Since PHQ-9 is a cross-sectional measure of depression and there is no information about the course of depression before and after the baseline assessment, average health care utilisation and costs over 2 years, i.e. in the year prior to and the year after baseline assessment, will be estimated for the five groups based on depression status (Figure 2). Use of this two-year average will also reduce the number of patients with no health care utilisation/costs, simplifying the statistical analysis of health care costs and utilisation. Because of the right skewed distribution of these measures, 95% CI for the mean values and percentages of health care utilisation will be estimated using bootstrap procedures . Costs of previous years will be inflated to 2014 using the German Consumer Price Index . We will use a student’s t-test to compare mean log-transformed health care utilisation and expenditures to examine the differences between different groups of individuals with and without depression (Figure 2). Multiple regression analyses will be used to estimate the associations between mean total direct health care costs, costs of inpatient/outpatient treatment, or medication costs as dependent variables, and depression stage as the main independent variable. Expected cost ratios (CRs) for the whole study population will be estimated by combining both parts of the model using generalized linear models (1st poisson regression model with robust error variance [23, 24], 2nd gamma regression model).

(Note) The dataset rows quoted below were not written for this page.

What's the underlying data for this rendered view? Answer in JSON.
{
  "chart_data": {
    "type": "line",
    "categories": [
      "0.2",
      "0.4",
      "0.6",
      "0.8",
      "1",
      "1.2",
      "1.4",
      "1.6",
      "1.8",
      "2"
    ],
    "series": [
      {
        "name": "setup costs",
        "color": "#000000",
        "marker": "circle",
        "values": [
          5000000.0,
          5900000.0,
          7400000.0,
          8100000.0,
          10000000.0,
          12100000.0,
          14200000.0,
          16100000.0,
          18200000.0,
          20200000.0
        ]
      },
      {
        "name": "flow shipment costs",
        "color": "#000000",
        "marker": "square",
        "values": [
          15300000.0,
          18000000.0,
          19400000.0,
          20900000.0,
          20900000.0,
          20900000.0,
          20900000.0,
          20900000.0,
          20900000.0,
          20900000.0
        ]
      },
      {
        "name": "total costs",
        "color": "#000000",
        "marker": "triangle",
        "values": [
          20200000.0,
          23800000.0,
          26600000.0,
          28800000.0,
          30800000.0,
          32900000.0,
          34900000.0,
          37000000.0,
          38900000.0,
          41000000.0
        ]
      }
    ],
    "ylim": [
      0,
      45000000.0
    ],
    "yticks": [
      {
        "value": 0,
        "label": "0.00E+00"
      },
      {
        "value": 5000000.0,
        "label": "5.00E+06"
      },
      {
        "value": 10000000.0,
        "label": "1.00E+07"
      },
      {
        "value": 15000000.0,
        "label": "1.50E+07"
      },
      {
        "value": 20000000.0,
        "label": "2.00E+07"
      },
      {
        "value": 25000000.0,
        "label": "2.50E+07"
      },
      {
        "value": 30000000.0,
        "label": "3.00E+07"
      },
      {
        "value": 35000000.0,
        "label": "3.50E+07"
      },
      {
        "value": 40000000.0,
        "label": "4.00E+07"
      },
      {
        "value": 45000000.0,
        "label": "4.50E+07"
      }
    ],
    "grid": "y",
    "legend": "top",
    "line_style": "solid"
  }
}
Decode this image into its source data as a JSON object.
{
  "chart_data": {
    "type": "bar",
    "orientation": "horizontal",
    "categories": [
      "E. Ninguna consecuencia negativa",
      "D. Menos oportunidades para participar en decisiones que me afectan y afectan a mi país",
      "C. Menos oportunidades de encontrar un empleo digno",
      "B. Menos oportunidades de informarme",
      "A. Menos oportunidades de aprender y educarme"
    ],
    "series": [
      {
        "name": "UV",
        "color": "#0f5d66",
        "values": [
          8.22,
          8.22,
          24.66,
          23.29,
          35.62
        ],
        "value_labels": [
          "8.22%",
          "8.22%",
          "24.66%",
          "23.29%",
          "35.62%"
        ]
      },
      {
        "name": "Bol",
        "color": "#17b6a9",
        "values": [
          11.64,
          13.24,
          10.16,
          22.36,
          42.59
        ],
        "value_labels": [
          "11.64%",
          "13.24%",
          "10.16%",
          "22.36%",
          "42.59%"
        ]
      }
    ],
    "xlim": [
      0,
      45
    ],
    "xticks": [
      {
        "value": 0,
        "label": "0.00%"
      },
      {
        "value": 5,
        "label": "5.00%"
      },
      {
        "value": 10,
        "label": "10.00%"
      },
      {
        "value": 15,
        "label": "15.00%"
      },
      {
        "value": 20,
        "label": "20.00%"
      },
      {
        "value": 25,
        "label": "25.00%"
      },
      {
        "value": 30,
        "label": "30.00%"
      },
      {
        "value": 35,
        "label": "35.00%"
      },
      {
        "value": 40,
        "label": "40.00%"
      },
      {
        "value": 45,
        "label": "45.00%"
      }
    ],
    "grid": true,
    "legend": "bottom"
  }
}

To assess the association of HRQL with depression status, the generalized linear model will be applied to physical and mental component scores from the SF-12.
Explorative analysis of the appropriateness of treatment
Within the explorative analysis we will describe the patterns of depression treatment by reporting the frequency of antidepressant medication use as well as the frequency of non-pharmacological treatment. Furthermore, a comparison shall be made of the outcomes of individuals treated according to the guidelines to those whose treatment did not conform to guidelines.
This will be done by examining how HRQL, health care utilisation (inpatient, outpatient, medication and others), and costs (inpatient, outpatient, medication and others) differ among these two groups. Moreover, the appropriateness of treatment will be evaluated in the subgroup receiving treatment.
As far as we know this is the first study to investigate the prevalence of undiagnosed and diagnosed depression, health-related quality of life, and health care utilisation and costs in a German sample of individuals with diabetes. The strength of our study is the link between health insurance data, which documents health care services received and their associated costs, to self-reported data on depression. This link will allow us to estimate the prevalence of recognized/treated depression and to compare outcomes (HRQL and medical cost) of treated and untreated depression.
The study has received a grant from a major funding body the German Federal Ministry of Education and Research (BMBF, No. 01GY1133), the granting of which has involved peer review of the proposed research.
Conflicts of interest
The authors declare no conflicts of interest.